Brief description of the proposal
Within the framework of strategies for the regeneration of urban areas, which, depending on the portion of the city considered, may lack green public spaces, integrated interventions are proposed on large public buildings (health facilities, schools, administrations, public social housing) that, given their relevant extent, overtake the building scale to configure themselves as large blocks or extended rates of urban fabrics. These buildings, which usually show large, uncovered areas, either courtyards and cloisters or more
generally outdoor areas, combined with significant roof surfaces, promote large-scale actions aimed at increasing permeable surfaces, densification of public green spaces and, consequently, adaptation and mitigation to climate change. Greening systems for roofs, possibly including hydroponic techniques, and building facades, as well as replacement of pavements in uncovered areas, have already been extensively assessed in the literature, and the significant benefits in terms of thermal and acoustic comfort, well-being – including the psychophysical one – and microclimate mitigation, at both building and urban scales, are effectively remarked. Nevertheless, such regeneration strategies suffer several operational difficulties, mainly due to economic limitations, shortage of available space, and, especially in very dense contexts with little public space, technical and organizational issues. This implies the need to look at interventions at the building scale as preferable strategies, especially involving large-scale public structures that are common in urban contexts. The replacement of impermeable with permeable pavements and the addition of green walls and roofs can be intended as a valid, sustainable, and widespread strategy if operated with awareness on the considered public estate.

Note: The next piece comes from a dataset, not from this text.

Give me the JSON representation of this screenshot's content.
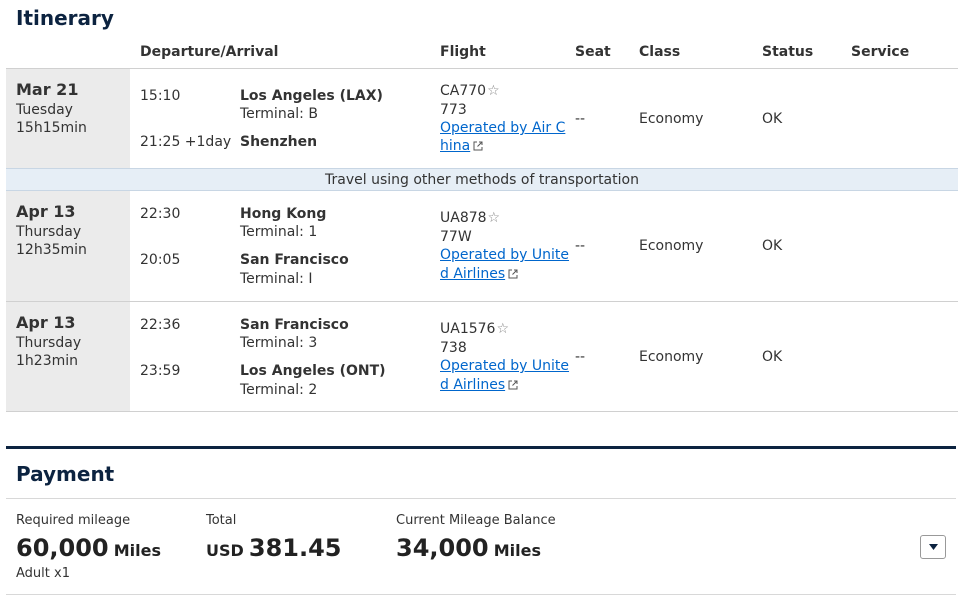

The ability to select the buildings that suite the most to undergo greening interventions becomes a useful support tool for decision-makers in defining the most effective interventions. The public buildings that are potentially considered in this analysis,
are mapped, filed, ranked, and assessed based on their typological, constructive, urban, and environmental features to identify their proneness to both undergo greening interventions and define the most effective strategies in terms of increasing permeable surfaces, improving microclimate, botanic, and hydraulic behaviour and the most convenient in durability, economic, and investment terms. A user-friendly platform will be developed for the application of the implemented tools. In addition, greening interventions,
included in broader urban regeneration strategies, would allow the conversion of interior open spaces into public green areas. Using a strategy at the building scale on rooftops and especially on free outdoor areas, a “network of green public pathways” would be created where such spaces are lacking, thus also acting from a human and urban health perspective.